As anyone who has tried to develop software for iOS devices knows, the only way to publish your app is via the Apple Store, and they (Apple) have final say on whether or not you can do so.
Regardless of how well you researched your market and developed your app, Apple reserves the right to tell you that it can’t be sold or even given away to users of iPhones and iPads. This review process is more than a little opaque, as Apple appears to apply a mix of corporate goals, some semi-subjective design objectives, and some legal criteria.
In the realm of cryptocurrencies, this process has played out in typically mysterious ways.
First of all, we should note that Apple has it’s own products in the digital payment world, and would like nothing else than to have you pay with “iMoney” or whatever (and probably get loans from the “iBank”). So cryptocurrencies not controlled by Apple do not fit their strategic plan at all.
Therefore, it was not very surprising that until 2014 Apple basically blocked key software that use any cryptocurrency. Given that these directly compete with Apple Pay, it is easy to see the logic of this position.
So, no matter how “decentralized” Bitcoin might be, and how “uncensorable” the Internet might be, the most popular mobile devices are controlled by a single, aggressively monopolistic, company. And Apple can, and has at times, “censored” access to Bitcoin on its devices.
In 2014 this policy moderated, with a new guideline”
“Apps may facilitate transmission of approved virtual currencies provided that they do so in compliance with all state and federal laws for the territories in which the app functions.“
Since that time, Apple has “approved” Bitcoin, Litecoin, and Ethereum (all with substantial legitimate corporate power), but not others, such as darkcoin/dash (favored by black markets) and, interestingly, Ethereum “classic” (the rump branch of the Ethereum fork). Also, Apple reflects local laws, blocking some apps due to legal restrictions in some jurisdictions (e.g., China).
Overall, it is a hazy and unpredictable situation. This is, as I said, pretty much the norm for the Apple Store. The “look and feel” of iOS publishing, if you will.
As far as cryptocurrencies are concerned, the Apple Store is a reminder that all the decentralization in the world does not help when there is a “centralized” gatekeeper, including one run by an opaque powerful multinational corporation. And, I would note, that Apple has no interest at all in “disruption”, except by Apple.

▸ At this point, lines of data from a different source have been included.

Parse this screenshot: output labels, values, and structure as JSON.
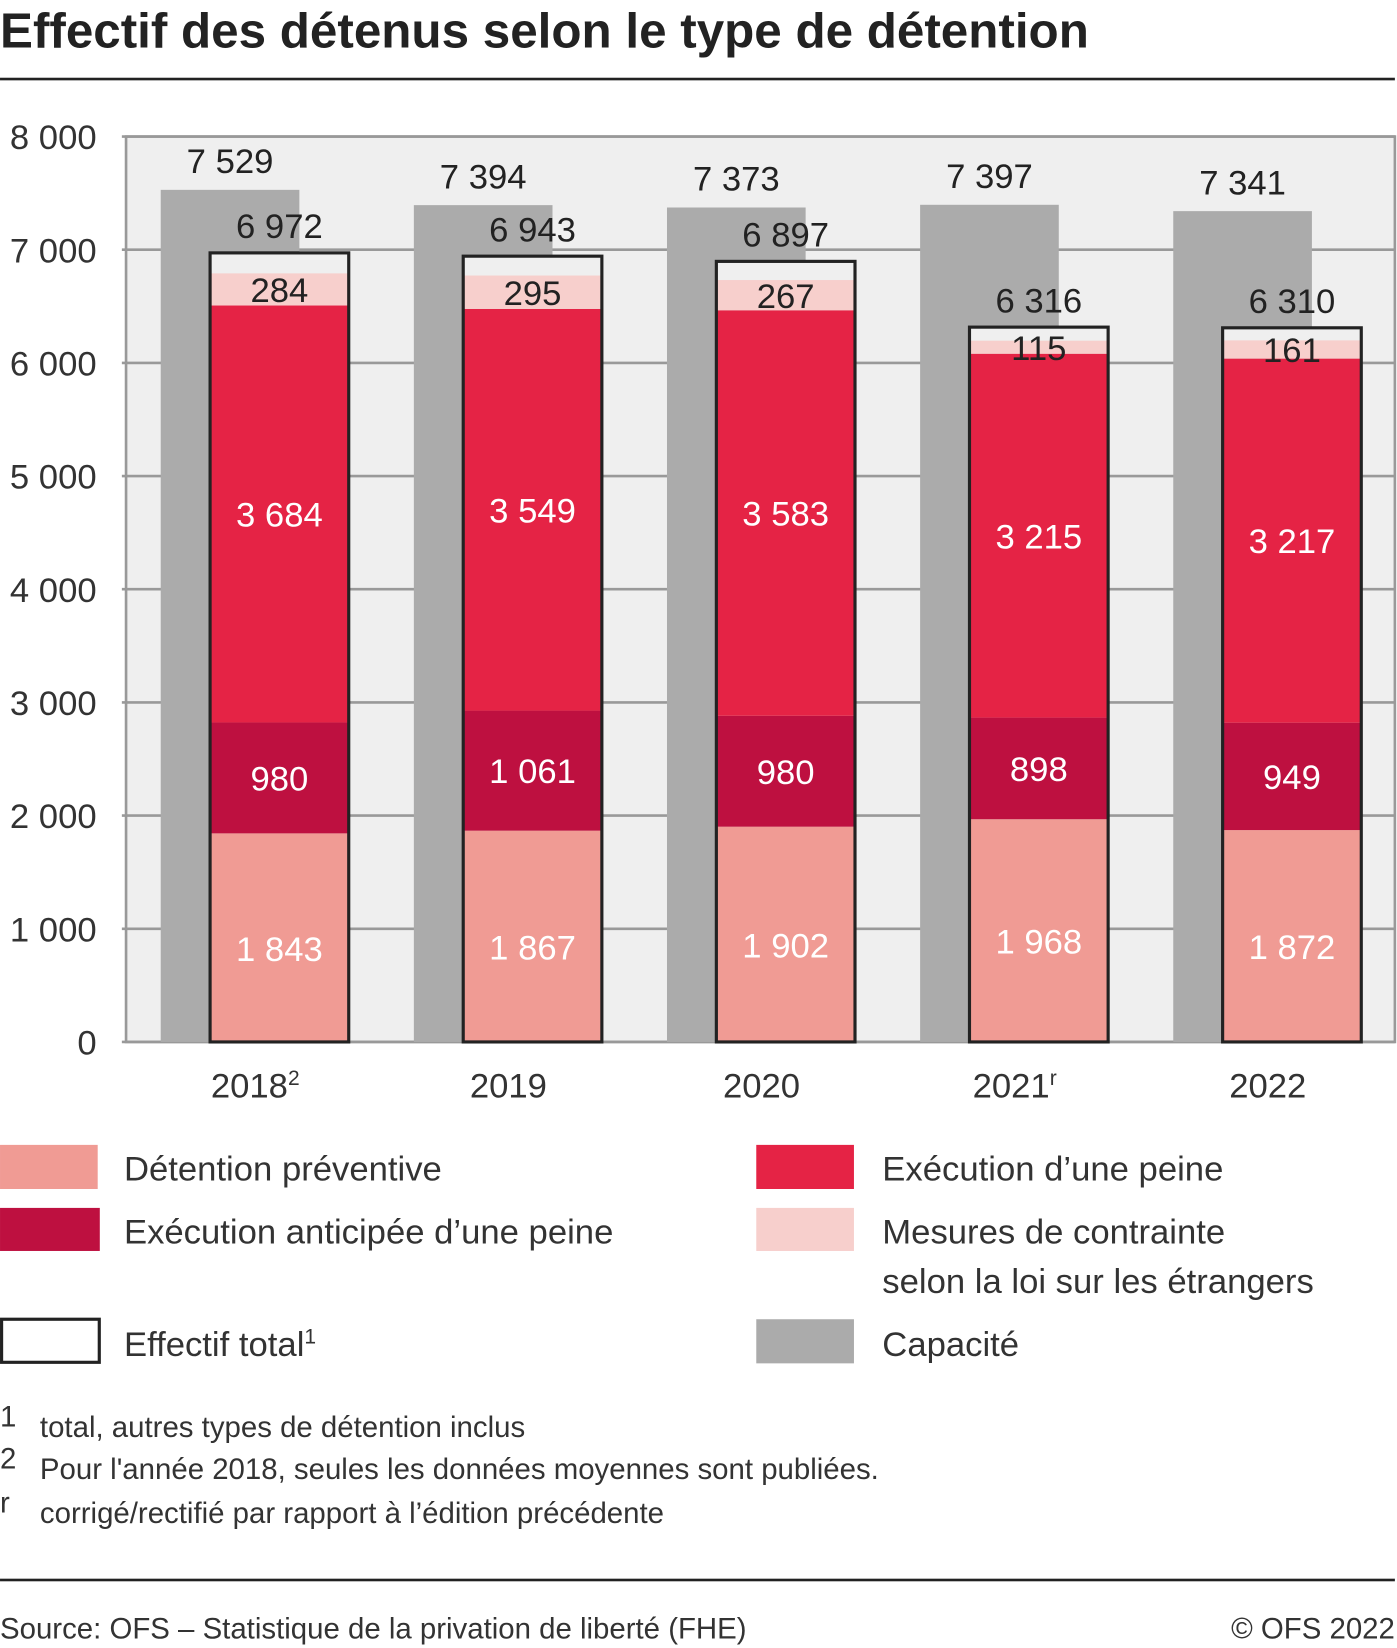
{
  "chart_data": {
    "type": "bar",
    "title": "Effectif des détenus selon le type de détention",
    "xlabel": "",
    "ylabel": "",
    "ylim": [
      0,
      8000
    ],
    "yticks": [
      "0",
      "1 000",
      "2 000",
      "3 000",
      "4 000",
      "5 000",
      "6 000",
      "7 000",
      "8 000"
    ],
    "grid": true,
    "categories": [
      "2018",
      "2019",
      "2020",
      "2021",
      "2022"
    ],
    "category_superscripts": [
      "2",
      "",
      "",
      "r",
      ""
    ],
    "series": [
      {
        "name": "Détention préventive",
        "color": "#f09b94",
        "values": [
          1843,
          1867,
          1902,
          1968,
          1872
        ],
        "labels": [
          "1 843",
          "1 867",
          "1 902",
          "1 968",
          "1 872"
        ]
      },
      {
        "name": "Exécution anticipée d’une peine",
        "color": "#be1040",
        "values": [
          980,
          1061,
          980,
          898,
          949
        ],
        "labels": [
          "980",
          "1 061",
          "980",
          "898",
          "949"
        ]
      },
      {
        "name": "Exécution d’une peine",
        "color": "#e52345",
        "values": [
          3684,
          3549,
          3583,
          3215,
          3217
        ],
        "labels": [
          "3 684",
          "3 549",
          "3 583",
          "3 215",
          "3 217"
        ]
      },
      {
        "name": "Mesures de contrainte selon la loi sur les étrangers",
        "color": "#f7cfcc",
        "values": [
          284,
          295,
          267,
          115,
          161
        ],
        "labels": [
          "284",
          "295",
          "267",
          "115",
          "161"
        ]
      }
    ],
    "total": {
      "name": "Effectif total",
      "superscript": "1",
      "values": [
        6972,
        6943,
        6897,
        6316,
        6310
      ],
      "labels": [
        "6 972",
        "6 943",
        "6 897",
        "6 316",
        "6 310"
      ]
    },
    "capacity": {
      "name": "Capacité",
      "color": "#ababab",
      "values": [
        7529,
        7394,
        7373,
        7397,
        7341
      ],
      "labels": [
        "7 529",
        "7 394",
        "7 373",
        "7 397",
        "7 341"
      ]
    },
    "legend": {
      "left": [
        "Détention préventive",
        "Exécution anticipée d’une peine",
        "Effectif total"
      ],
      "right": [
        "Exécution d’une peine",
        "Mesures de contrainte",
        "selon la loi sur les étrangers",
        "Capacité"
      ],
      "total_superscript": "1"
    },
    "footnotes": [
      {
        "mark": "1",
        "text": "total, autres types de détention inclus"
      },
      {
        "mark": "2",
        "text": "Pour l'année 2018, seules les données moyennes sont publiées."
      },
      {
        "mark": "r",
        "text": "corrigé/rectifié par rapport à l’édition précédente"
      }
    ],
    "source": "Source: OFS – Statistique de la privation de liberté (FHE)",
    "copyright": "© OFS 2022"
  }
}
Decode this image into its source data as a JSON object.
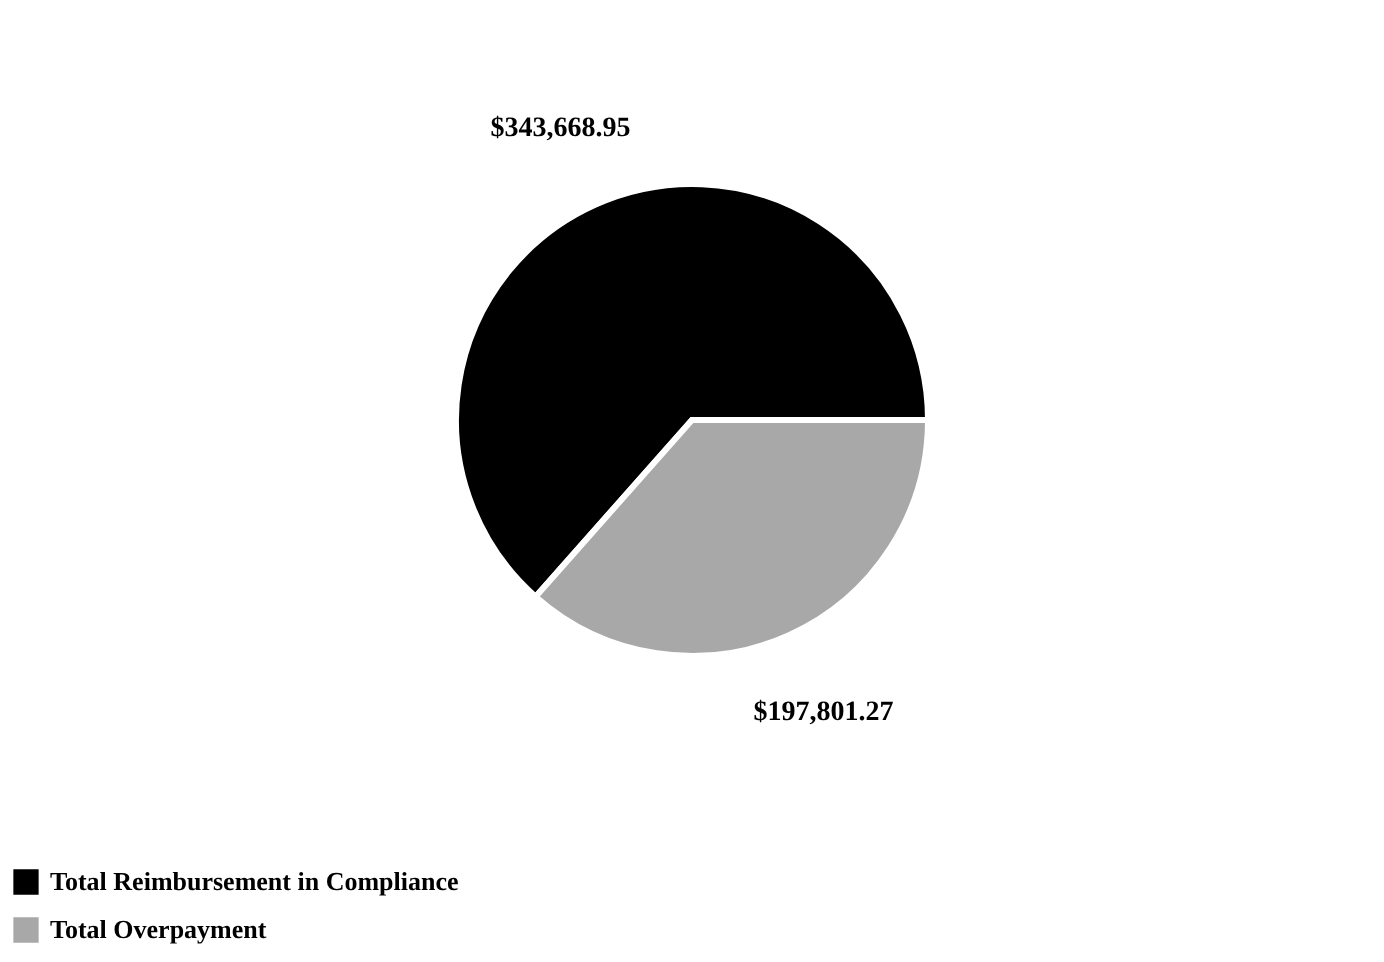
{
  "chart_data": {
    "type": "pie",
    "categories": [
      "Total Reimbursement in Compliance",
      "Total Overpayment"
    ],
    "values": [
      343668.95,
      197801.27
    ],
    "colors": [
      "#000000",
      "#a8a8a8"
    ],
    "value_labels": [
      "$343,668.95",
      "$197,801.27"
    ],
    "legend": "bottom left"
  }
}
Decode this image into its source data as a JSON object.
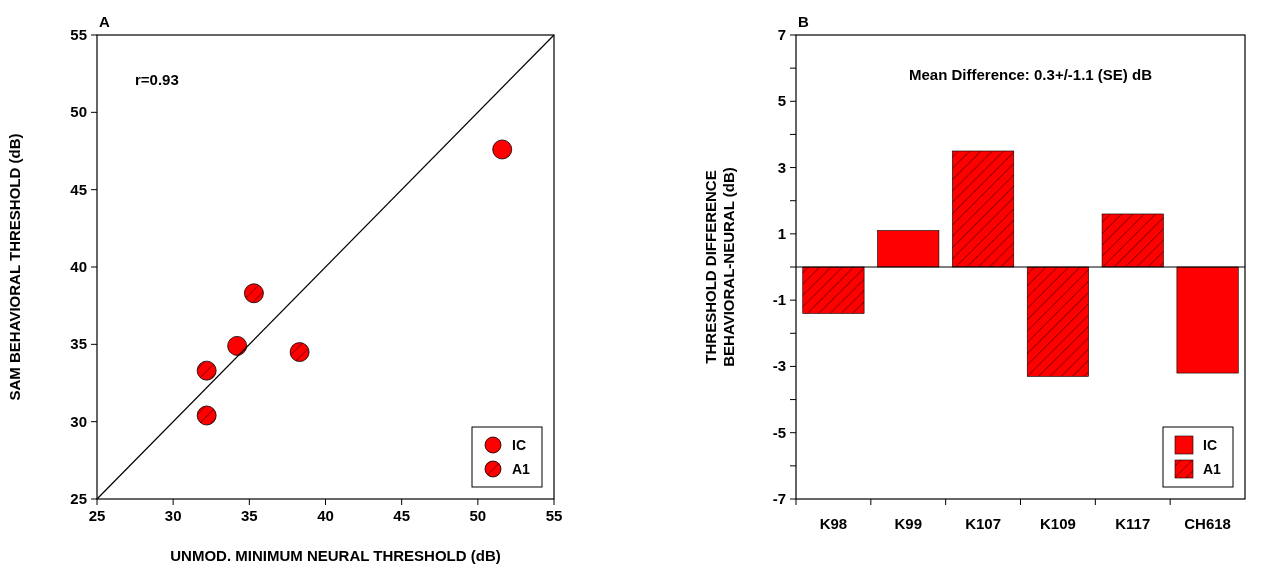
{
  "chart_data": [
    {
      "type": "scatter",
      "title": "A",
      "xlabel": "UNMOD. MINIMUM NEURAL THRESHOLD (dB)",
      "ylabel": "SAM BEHAVIORAL THRESHOLD (dB)",
      "annotations": [
        "r=0.93"
      ],
      "xlim": [
        25,
        55
      ],
      "xticks": [
        25,
        30,
        35,
        40,
        45,
        50,
        55
      ],
      "ylim": [
        25,
        55
      ],
      "yticks": [
        25,
        30,
        35,
        40,
        45,
        50,
        55
      ],
      "grid": false,
      "legend": "bottom right",
      "marker": "circle",
      "series": [
        {
          "name": "IC",
          "color": "#ff0000",
          "x": [
            34.2,
            51.6
          ],
          "values": [
            34.9,
            47.6
          ]
        },
        {
          "name": "A1",
          "color": "#ff0000",
          "x": [
            32.2,
            32.2,
            35.3,
            38.3
          ],
          "values": [
            33.3,
            30.4,
            38.3,
            34.5
          ]
        },
        {
          "type": "line",
          "color": "#000000",
          "marker": "none",
          "x": [
            25,
            55
          ],
          "values": [
            25,
            55
          ]
        }
      ]
    },
    {
      "type": "bar",
      "title": "B",
      "ylabel": "THRESHOLD DIFFERENCE\nBEHAVIORAL-NEURAL (dB)",
      "annotations": [
        "Mean Difference: 0.3+/-1.1 (SE) dB"
      ],
      "categories": [
        "K98",
        "K99",
        "K107",
        "K109",
        "K117",
        "CH618"
      ],
      "stacked": true,
      "ylim": [
        -7,
        7
      ],
      "yticks": [
        {
          "value": -7,
          "label": "-7"
        },
        {
          "value": -6,
          "label": null
        },
        {
          "value": -5,
          "label": "-5"
        },
        {
          "value": -4,
          "label": null
        },
        {
          "value": -3,
          "label": "-3"
        },
        {
          "value": -2,
          "label": null
        },
        {
          "value": -1,
          "label": "-1"
        },
        {
          "value": 0,
          "label": null
        },
        {
          "value": 1,
          "label": "1"
        },
        {
          "value": 2,
          "label": null
        },
        {
          "value": 3,
          "label": "3"
        },
        {
          "value": 4,
          "label": null
        },
        {
          "value": 5,
          "label": "5"
        },
        {
          "value": 6,
          "label": null
        },
        {
          "value": 7,
          "label": "7"
        }
      ],
      "grid": false,
      "legend": "bottom right",
      "ref_lines": [
        {
          "axis": "y",
          "value": 0,
          "color": "#000000"
        }
      ],
      "series": [
        {
          "name": "IC",
          "color": "#ff0000",
          "values": [
            null,
            1.1,
            null,
            null,
            null,
            -3.2
          ]
        },
        {
          "name": "A1",
          "color": "#ff0000",
          "values": [
            -1.4,
            null,
            3.5,
            -3.3,
            1.6,
            null
          ]
        }
      ]
    }
  ]
}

Of course, there is no shortage of other ways to access cryptocurrencies, even if you can’t use your iPhone for what you want to do.
I would say that the main harm is that for all the trendy people who love their iPhone because it looks cool will have a harder time using cryptocurrencies in everyday life. Anyone whose iPhone is all they know about the Internet will have a distorted view of cryptocurrencies (and everything else). If nothing else, cryptocurrencies aren’t “cool” in the Apple world, which matters more than it should to people who ought to know better.
But honestly, Apple’s filtering is a general problem. As a developer of free software for academic and scientific use, with very limited funding, I found the iOS approval process almost impossible to deal with. Every release of every app has to go through a labor intensive, 30+ day, crap shoot? For something we are giving away? That’s just not feasible.
Now that’s something I’d like to see “disrupted”.